A qualche anno ormai dalla scissione Boldi-De Sica, la diatriba su chi riesca a vivacchiare meglio senza l'altro resta ancora aperta e di una rilevanza piuttosto discutibile (quarant'anni or sono i media discutevano di Lennon e McCartney, è evidente che nel cambio qualcosa lo abbiamo perso): rispetto ai vari “Natali” in giro per il mondo, qui si nota una predominanza delle gag fisiche e dei doppi sensi, con un conseguente azzeramento della comica scatologica, resuscitata dai B movie anni '80 e pian piano messa timorosamente da parte all'interno di prodotti sempre meno irriverenti e spigolosi, perchè pensati più come fiction per famiglie televisive che come cinema, per quanto scadente. Con buona pace dei fan di Bombolo.

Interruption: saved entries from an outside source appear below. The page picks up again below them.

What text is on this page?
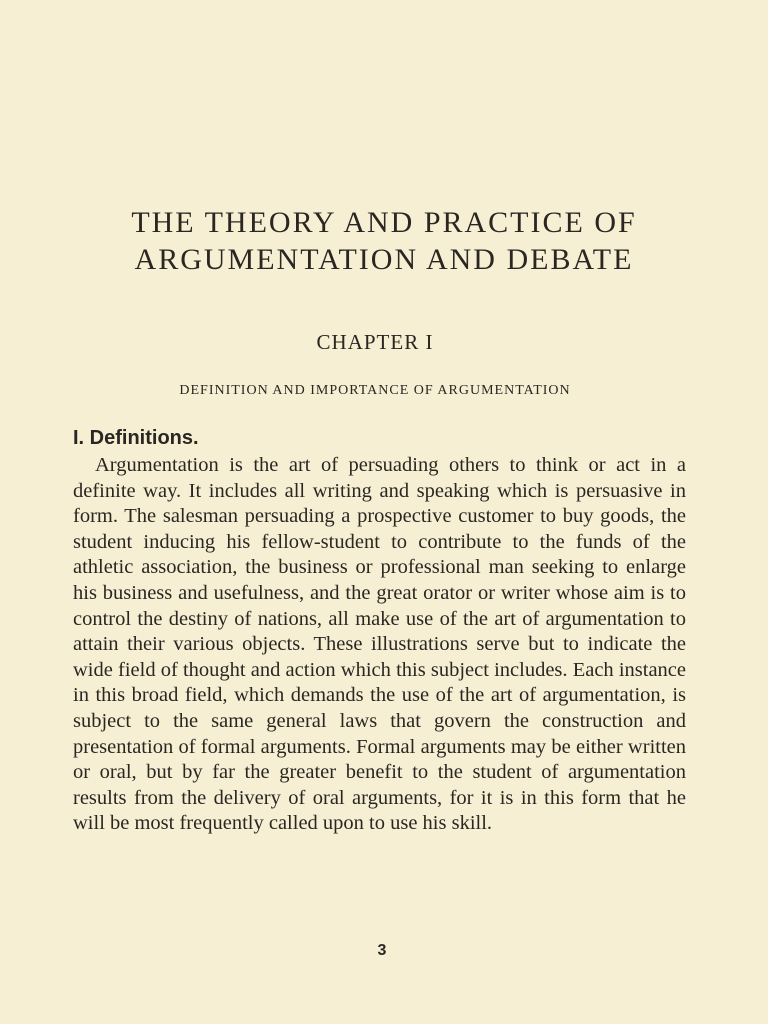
THE THEORY AND PRACTICE OF
ARGUMENTATION AND DEBATE
CHAPTER I
DEFINITION AND IMPORTANCE OF ARGUMENTATION
I. Definitions.

Argumentation is the art of persuading others to think or act in a definite way. It includes all writing and speaking which is persuasive in form. The salesman persuading a prospective customer to buy goods, the student inducing his fellow-student to contribute to the funds of the athletic association, the business or professional man seeking to enlarge his business and usefulness, and the great orator or writer whose aim is to control the destiny of nations, all make use of the art of argumentation to attain their various objects. These illustrations serve but to indicate the wide field of thought and action which this subject includes. Each instance in this broad field, which demands the use of the art of argumentation, is subject to the same general laws that govern the construction and presentation of formal arguments. Formal arguments may be either written or oral, but by far the greater benefit to the student of argumentation results from the delivery of oral arguments, for it is in this form that he will be most frequently called upon to use his skill.

3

Il resto dell'interesse del film sta nell'ennesimo miscuglio tra improvvisazione (o approssimazione) dei professionisti navigati e di quelli improvvisati. Tra questi ultimi, un cenno lo merita senz'altro Rocco Siffredi, sbandierato in tutti i trailer come esordiente in una commedia per grandi e piccini. Bisogna dire che se la cava sicuramente non peggio degli altri e il suo sketch con Massimo Ceccherini è tra le cose più divertenti. Resta inquietante la constatazione che nel suo esordio ecumenico, la prima tetta appare a meno di trenta secondi dalla fine dei titoli di testa: una media davvero ragguardevole, anche se paragonata con la sua sterminata filmografia precedente. Siamo proprio certi di essere così distanti dal suo vecchio e amorale mondo proibito?